Read n’a pas minimisé l’importance de la compréhension et le pouvoir des idées. C’est plutôt le contraire : il a créé la Fondation pour l’éducation économique parce qu’il pensait que les perspectives de liberté dépendaient du succès des idées de liberté. En effet, tous les mouvements de liberté réussis du passé sont nés dans le sillage des progrès des idées de liberté.
Par exemple, la révolution américaine du XVIIIe siècle a été menée par une « minorité infinitésimale » d’individus, comme les fondateurs américains, qui étaient des étudiants passionnés de John Locke et d’autres philosophes de la liberté.
Les réformes économiques libérales du XIXe siècle qui ont abouti à la Révolution industrielle ont été menées par une « infinitésimale minorité » d’individus comme Richard Cobden et John Bright, qui étaient des adeptes d’Adam Smith et d’autres économistes du marché libre.
Cependant, l’Américain moyen du XVIIIe siècle ne s’est pas plongé dans le Second traité de gouvernement de Locke et n’a pas compris sa philosophie du droit naturel.

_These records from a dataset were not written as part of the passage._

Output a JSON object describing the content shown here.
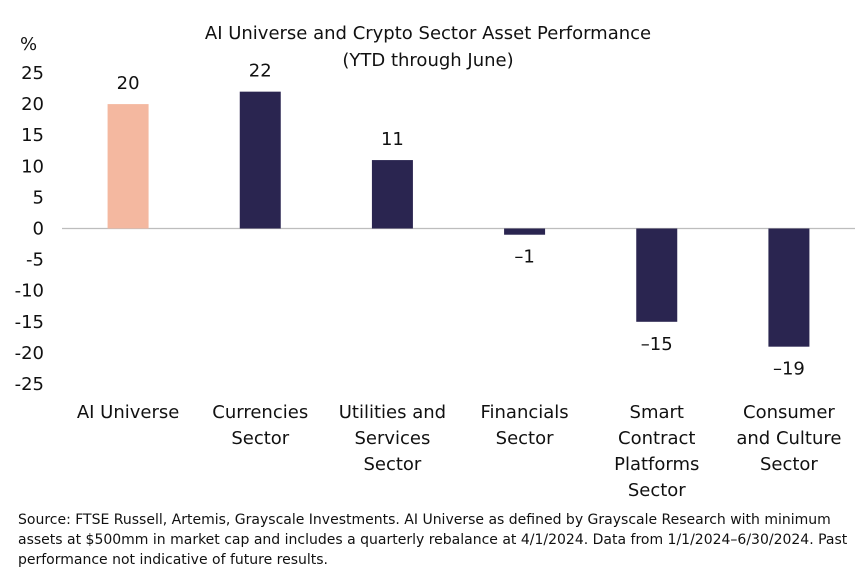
{
  "chart_data": {
    "type": "bar",
    "title": "AI Universe and Crypto Sector Asset Performance",
    "subtitle": "(YTD through June)",
    "ylabel": "%",
    "ylim": [
      -25,
      25
    ],
    "yticks": [
      25,
      20,
      15,
      10,
      5,
      0,
      -5,
      -10,
      -15,
      -20,
      -25
    ],
    "categories": [
      [
        "AI Universe"
      ],
      [
        "Currencies",
        "Sector"
      ],
      [
        "Utilities and",
        "Services",
        "Sector"
      ],
      [
        "Financials",
        "Sector"
      ],
      [
        "Smart",
        "Contract",
        "Platforms",
        "Sector"
      ],
      [
        "Consumer",
        "and Culture",
        "Sector"
      ]
    ],
    "values": [
      20,
      22,
      11,
      -1,
      -15,
      -19
    ],
    "value_labels": [
      "20",
      "22",
      "11",
      "–1",
      "–15",
      "–19"
    ],
    "colors": [
      "#f4b8a0",
      "#2a2550",
      "#2a2550",
      "#2a2550",
      "#2a2550",
      "#2a2550"
    ],
    "grid": false,
    "legend": "none"
  },
  "footnote": "Source: FTSE Russell, Artemis, Grayscale Investments. AI Universe as defined by Grayscale Research with minimum assets at $500mm in market cap and includes a quarterly rebalance at 4/1/2024. Data from 1/1/2024–6/30/2024. Past performance not indicative of future results."
}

Et pourtant, sous la direction intellectuelle et morale de ceux qui l’ont fait, il a défendu ses droits et s’est opposé à la tyrannie.
De même, le Britannique ordinaire du XIXe siècle n’a pas étudié La richesse des nations de Smith ni compris la main invisible. Et pourtant, sous la direction intellectuelle et morale de ceux qui l’ont fait, il a soutenu le libre-échange et s’est opposé aux politiques mercantilistes.
Il en va de même pour les grands mouvements de mise à distance de la liberté. Le Russe typique du XXe siècle n’a pas lu Das Kapital de Marx ni compris sa théorie de la valeur travail. Et pourtant, sous la direction intellectuelle et morale de ceux qui l’ont lu, il a soutenu la lutte des classes et s’est opposé au capitalisme.
Comme le dit un célèbre dicton, couramment attribué à tort à Samuel Adams :
« Il n’est pas nécessaire d’avoir une majorité pour l’emporter, mais plutôt une minorité irascible et infatigable, désireuse de mettre le feu aux poudres dans l’esprit des hommes. »
Et comme Margaret Mead a été citée, également de manière douteuse :
« Ne doutez jamais qu’un petit groupe de citoyens réfléchis et engagés puisse changer le monde. En fait, c’est la seule chose qui l’ait jamais fait ».
Dans les séminaires de la FEE, Read illustrait cette dynamique en dessinant une « courbe normale » sur le tableau noir. Une extrémité de la courbe représentait la « minorité infinitésimale » de la population qui défend activement la liberté et s’oppose à la tyrannie. L’autre extrémité représentait une autre « infinitésimale minorité » : ceux qui s’opposent activement à la liberté et prônent un gouvernement envahissant.
La grande partie de la courbe au milieu représentait « les millions de personnes, plus ou moins indifférentes, aussi peu intéressées par la compréhension de la nature de la société et de ses institutions politiques que la plupart des gens le sont à comprendre la composition d’une symphonie ; qui, au mieux, ne peuvent que devenir des ‘auditeurs’ ou des partisans d’un camp ou de l’autre ».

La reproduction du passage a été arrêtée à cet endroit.